Este segundo momento mostra como a figura do apátrida também coopera

com a manutenção das fronteiras territoriais, na medida em que a nacionalidade é

o requisito que permite o movimento entre fronteiras internacionais e na medida

em que a construção do apátrida com elementos do sedentarismo coopera para a

construção negativa dos fluxos migratórios. Dessa maneira, o sedentarismo e a

permanência no território são vistos como aptos a formar a identidade nacional e,

em contrapartida, o deslocamento é visto como uma interferência com esta

formação identitária. A problematização da apatridia coopera para que o

sedentarismo seja reforçado, e a problematização do refugiado coopera para que o

deslocamento forçado seja construído como uma condição moralmente superior

do que a migração.

A construção desses sujeitos, apesar de enfatizar a prevalência da

territorialidade e da nacionalidade para a categorização desses indivíduos, tem a

função maior de fazer com que estas diferentes concepções de pertencimento

político se reforcem mutuamente, (re)produzindo as unidades políticas e a ordem

no sistema internacional.

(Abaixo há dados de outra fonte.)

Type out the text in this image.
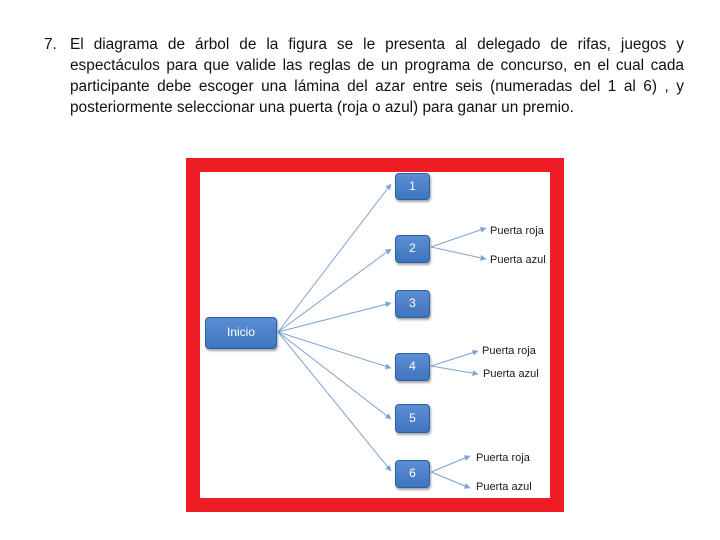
7. El diagrama de árbol de la figura se le presenta al delegado de rifas, juegos y espectáculos para que valide las reglas de un programa de concurso, en el cual cada participante debe escoger una lámina del azar entre seis (numeradas del 1 al 6) , y posteriormente seleccionar una puerta (roja o azul) para ganar un premio.
Inicio
1
2
3
4
5
6
Puerta roja
Puerta azul
Puerta roja
Puerta azul
Puerta roja
Puerta azul
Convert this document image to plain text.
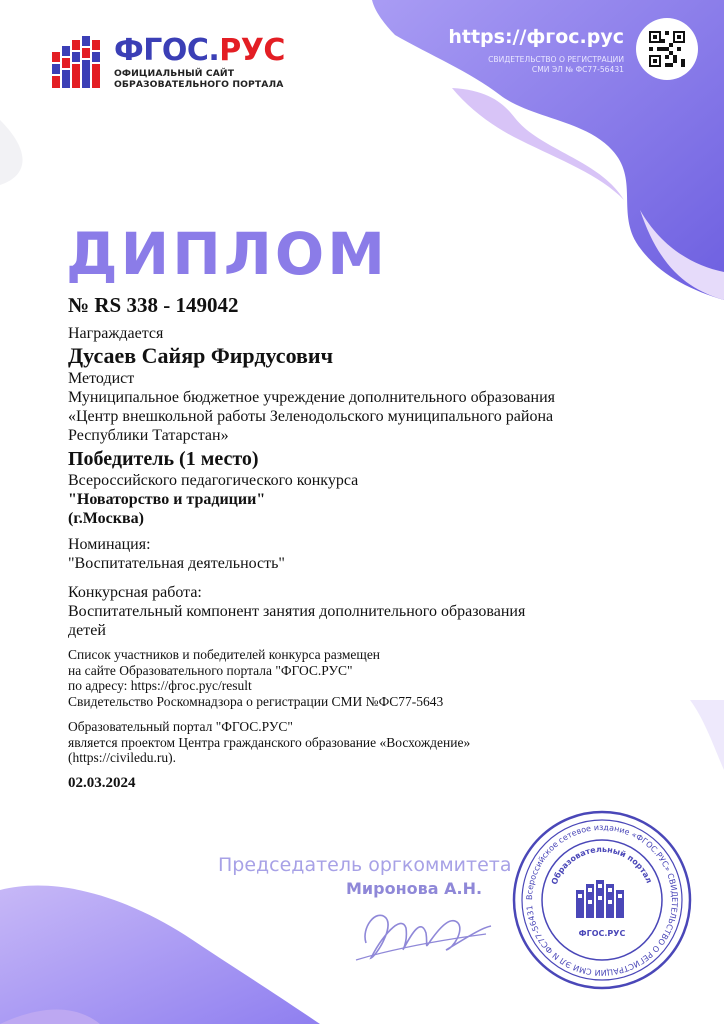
ФГОС.РУС
ОФИЦИАЛЬНЫЙ САЙТ
ОБРАЗОВАТЕЛЬНОГО ПОРТАЛА
https://фгос.рус
СВИДЕТЕЛЬСТВО О РЕГИСТРАЦИИ
СМИ ЭЛ № ФС77-56431
ДИПЛОМ
№ RS 338 - 149042
Награждается
Дусаев Сайяр Фирдусович
Методист
Муниципальное бюджетное учреждение дополнительного образования
«Центр внешкольной работы Зеленодольского муниципального района
Республики Татарстан»
Победитель (1 место)
Всероссийского педагогического конкурса
"Новаторство и традиции"
(г.Москва)
Номинация:
"Воспитательная деятельность"
Конкурсная работа:
Воспитательный компонент занятия дополнительного образования
детей
Список участников и победителей конкурса размещен
на сайте Образовательного портала "ФГОС.РУС"
по адресу: https://фгос.рус/result
Свидетельство Роскомнадзора о регистрации СМИ №ФС77-5643
Образовательный портал "ФГОС.РУС"
является проектом Центра гражданского образование «Восхождение»
(https://civiledu.ru).
02.03.2024
Председатель оргкоммитета
Миронова А.Н.	Всероссийское сетевое издание «ФГОС.РУС» СВИДЕТЕЛЬСТВО О РЕГИСТРАЦИИ СМИ ЭЛ N ФС77-56431
Образовательный портал
ФГОС.РУС
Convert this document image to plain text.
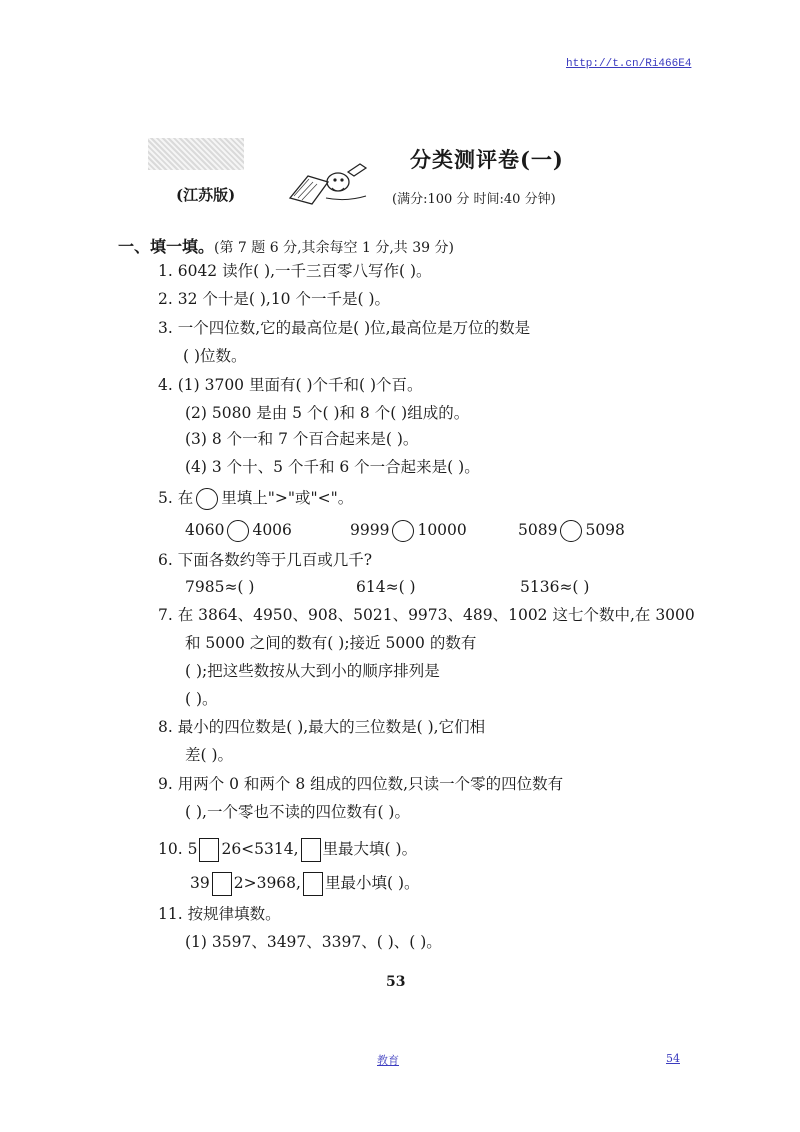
http://t.cn/Ri466E4
(江苏版)
分类测评卷(一)
(满分:100 分 时间:40 分钟)
一、填一填。(第 7 题 6 分,其余每空 1 分,共 39 分)
1. 6042 读作( ),一千三百零八写作( )。
2. 32 个十是( ),10 个一千是( )。
3. 一个四位数,它的最高位是( )位,最高位是万位的数是
( )位数。
4. (1) 3700 里面有( )个千和( )个百。
(2) 5080 是由 5 个( )和 8 个( )组成的。
(3) 8 个一和 7 个百合起来是( )。
(4) 3 个十、5 个千和 6 个一合起来是( )。
5. 在 里填上">"或"<"。
4060 4006	9999 10000	5089 5098
6. 下面各数约等于几百或几千?
7985≈( )	614≈( )	5136≈( )
7. 在 3864、4950、908、5021、9973、489、1002 这七个数中,在 3000
和 5000 之间的数有( );接近 5000 的数有
( );把这些数按从大到小的顺序排列是
( )。
8. 最小的四位数是( ),最大的三位数是( ),它们相
差( )。
9. 用两个 0 和两个 8 组成的四位数,只读一个零的四位数有
( ),一个零也不读的四位数有( )。
10. 5 26<5314, 里最大填( )。
39 2>3968, 里最小填( )。
11. 按规律填数。
(1) 3597、3497、3397、( )、( )。
53
教育	54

A (re)produção do Estado depende da rearticulação de

seus elementos territoriais e nacionais. Na medida em que os estrangeiros,

refugiados e apátridas podem ser vistos como uma ameaça e fonte de instabilidade

para a norma da identidade nacional, eles também se constituem em uma fonte de

recuperação para o sistema. A partir do movimento que reinsere estes sujeitos na

narrativa estatal, em que eles são vistos como desvios da norma da nacionalidade,

eles oferecem um espaço para a reprodução da lógica estatal e da ordem

estatizante de direitos, que toma o Estado como a fonte de onde fluem os direitos.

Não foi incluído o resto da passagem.